Subject: kern/25416: parent interface pakets being sent out via vlanif (-> network outage)
To: None <gnats-bugs@gnats.NetBSD.org>
From: Frank Kardel <kardel@pip.acrys.com>
List: netbsd-bugs
Date: 05/01/2004 10:22:11
>Number:         25416
>Category:       kern
>Synopsis:       parent interface pakets incorrectly being sent out via vlanif (-> network outage)
>Confidential:   no
>Severity:       serious
>Priority:       medium
>Responsible:    kern-bug-people
>State:          open
>Class:          sw-bug
>Submitter-Id:   net
>Arrival-Date:   Sat May 01 08:23:00 UTC 2004
>Closed-Date:
>Last-Modified:
>Originator:     Frank Kardel
>Release:        NetBSD 2.0C
>Organization:
	
>Environment:
	
	
System: NetBSD Orcus 2.0C NetBSD 2.0C (ORCUS32) #0: Fri Apr 30 16:16:37 CEST 2004  kardel@Orcus:/usr/src/sys/arch/i386/compile/ORCUS32 i386
Architecture: i386
Machine: i386
>Description:
	pakets sent to an interface having a vlan interface attached to them are replied to via the vlan interface. Thie leads to 
	802.1Q encapsulation for the response pakets which then are sent to the wrong vlan.
>How-To-Repeat:
	Switch with a port accepting/transmitting plain and 802.1Q frames. Default VLANID for this port (plain pakets) is 1.

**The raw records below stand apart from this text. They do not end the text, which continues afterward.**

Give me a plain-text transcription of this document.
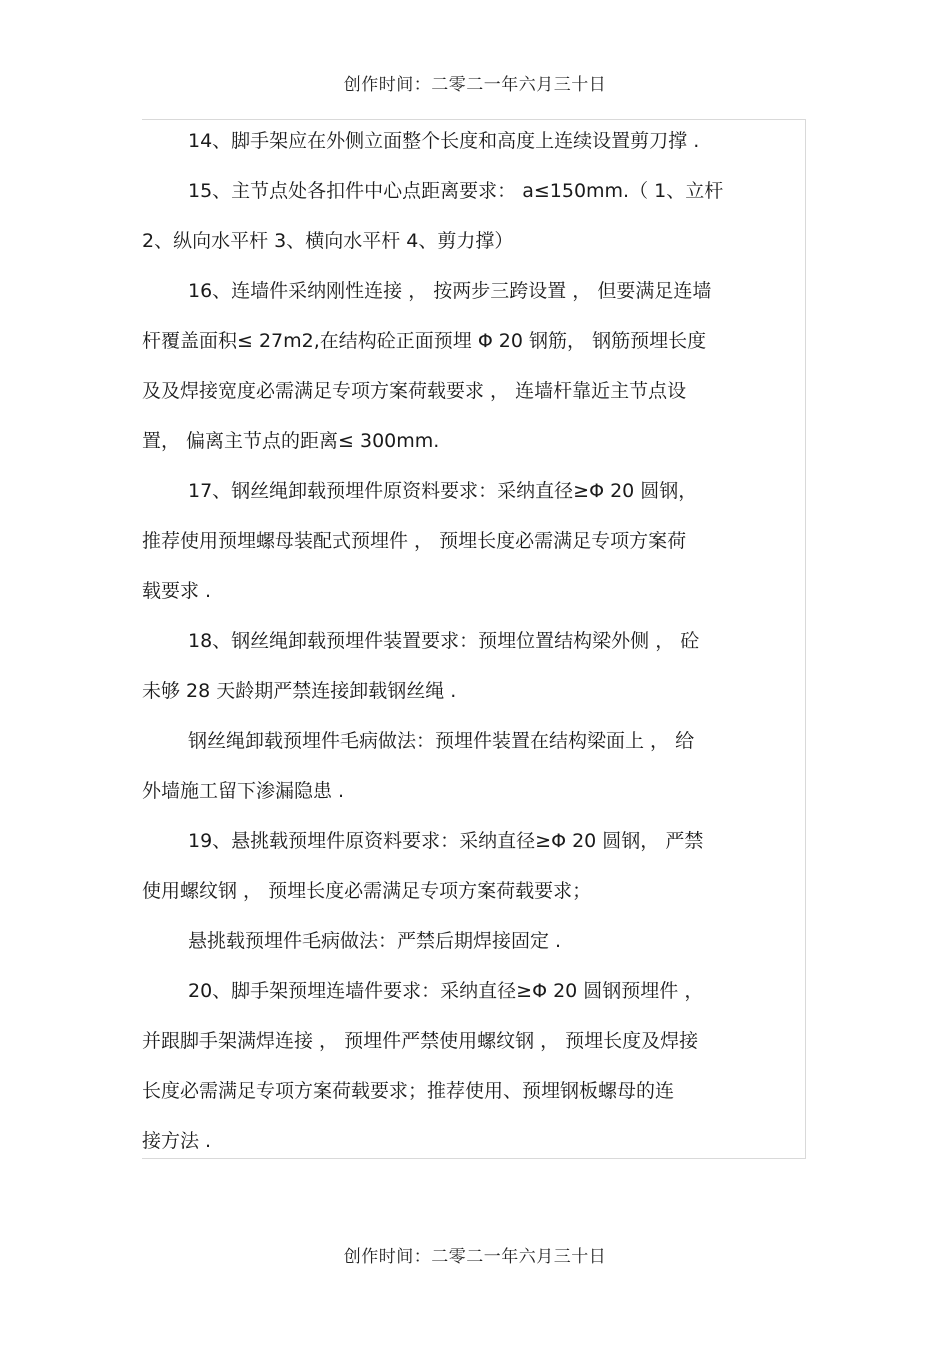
创作时间：二零二一年六月三十日
14、脚手架应在外侧立面整个长度和高度上连续设置剪刀撑 .
15、主节点处各扣件中心点距离要求： a≤150mm.（ 1、立杆
2、纵向水平杆 3、横向水平杆 4、剪力撑）
16、连墙件采纳刚性连接 ， 按两步三跨设置 ， 但要满足连墙
杆覆盖面积≤ 27m2,在结构砼正面预埋 Φ 20 钢筋， 钢筋预埋长度
及及焊接宽度必需满足专项方案荷载要求 ， 连墙杆靠近主节点设
置， 偏离主节点的距离≤ 300mm.
17、钢丝绳卸载预埋件原资料要求：采纳直径≥Φ 20 圆钢，
推荐使用预埋螺母装配式预埋件 ， 预埋长度必需满足专项方案荷
载要求 .
18、钢丝绳卸载预埋件装置要求：预埋位置结构梁外侧 ， 砼
未够 28 天龄期严禁连接卸载钢丝绳 .
钢丝绳卸载预埋件毛病做法：预埋件装置在结构梁面上 ， 给
外墙施工留下渗漏隐患 .
19、悬挑载预埋件原资料要求：采纳直径≥Φ 20 圆钢， 严禁
使用螺纹钢 ， 预埋长度必需满足专项方案荷载要求；
悬挑载预埋件毛病做法：严禁后期焊接固定 .
20、脚手架预埋连墙件要求：采纳直径≥Φ 20 圆钢预埋件 ，
并跟脚手架满焊连接 ， 预埋件严禁使用螺纹钢 ， 预埋长度及焊接
长度必需满足专项方案荷载要求；推荐使用、预埋钢板螺母的连
接方法 .
创作时间：二零二一年六月三十日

	NetBSD machine with ex interface and following configuration:
	Orcus: {8} ifconfig ex0
	ex0: flags=8863<UP,BROADCAST,NOTRAILERS,RUNNING,SIMPLEX,MULTICAST> mtu 1500
		capabilities=7<IP4CSUM,TCP4CSUM,UDP4CSUM>
		enabled=7<IP4CSUM,TCP4CSUM,UDP4CSUM>
		address: 00:0a:5e:06:2c:62
		media: Ethernet autoselect (100baseTX full-duplex)
		status: active
		inet 10.0.2.14 netmask 0xffffff00 broadcast 10.0.2.255
		inet6 fe80::20a:5eff:fe06:2c62%ex0 prefixlen 64 scopeid 0x1
	Orcus: {9} ifconfig vlan1
	vlan1: flags=8843<UP,BROADCAST,RUNNING,SIMPLEX,MULTICAST> mtu 1500
		vlan: 203 parent: ex0
		address: 00:0a:5e:06:2c:62
		inet 10.1.203.10 netmask 0xffffff00 broadcast 10.1.203.255
		inet6 fe80::20a:5eff:fe06:2c62%vlan1 prefixlen 64 scopeid 0xb
	Frames from the switch via VLANID 1 arrive plan in ex0.

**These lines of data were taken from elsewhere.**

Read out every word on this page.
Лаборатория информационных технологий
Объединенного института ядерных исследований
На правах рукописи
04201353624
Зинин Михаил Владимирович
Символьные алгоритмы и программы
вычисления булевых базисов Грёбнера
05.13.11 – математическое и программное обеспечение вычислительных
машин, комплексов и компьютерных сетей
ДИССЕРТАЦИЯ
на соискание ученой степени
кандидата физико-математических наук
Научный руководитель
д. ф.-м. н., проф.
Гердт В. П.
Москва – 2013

	Frames from the switch via VLANID 203 arrive as 802.1Q frames arrive as such on ex0 and are passed on to vlan1-inteface.
	This works fine.
	Now to the problem:
	A TCP connection setup on VLANID 1 goes wrong. The SYN paket arrives correctly on ex0 - but the SYN/ACK is being sent as
	802.1Q frame via the vlan1 interface. According the ifconfig vlan1 I wouldn't expect a paket matching the interface configuration
	of ex0 to be transmitted via the vlan1 interface.
	See following trace:

	tcpdump -s 512 -v -n -i ex0 host 10.0.3.9 or \( vlan and host 10.0.3.9 \)
	tcpdump: listening on ex0
	09:51:59.870167 10.0.3.9.65520 > 10.0.2.14.22: P [tcp sum ok] 3427045988:3427046036(48) ack 3769364932 win 33580 <nop,nop,timestamp 135 17> (DF) [tos 0x10]  (ttl 62, id 23113, len 100)
	09:51:59.870360 802.1Q vlan#203 P0 10.0.2.14.22 > 10.0.3.9.65520: P [tcp sum ok] 1:49(48) ack 48 win 33580 <nop,nop,timestamp 136 135> (DF) [tos 0x10]  (ttl 64, id 421, len 100)
	09:51:59.870395 802.1Q vlan#203 P0 10.0.2.14.22 > 10.0.3.9.65520: P [tcp sum ok] 49:97(48) ack 48 win 33580 <nop,nop,timestamp 136 135> (DF) [tos 0x10]  (ttl 64, id 16033, len 100)
	09:51:59.978784 10.0.3.9.65520 > 10.0.2.14.22: . [tcp sum ok] ack 97 win 33532 <nop,nop,timestamp 136 136> (DF) [tos 0x10]  (ttl 62, id 23115, len 52)
	09:53:16.686514 10.0.3.9.65520 > 10.0.2.14.22: P [tcp sum ok] 48:96(48) ack 97 win 33580 <nop,nop,timestamp 289 136> (DF) [tos 0x10]  (ttl 62, id 23314, len 100)
	09:53:16.686659 802.1Q vlan#203 P0 10.0.2.14.22 > 10.0.3.9.65520: P [tcp sum ok] 97:145(48) ack 96 win 33580 <nop,nop,timestamp 289 289> (DF) [tos 0x10]  (ttl 64, id 43384, len 100)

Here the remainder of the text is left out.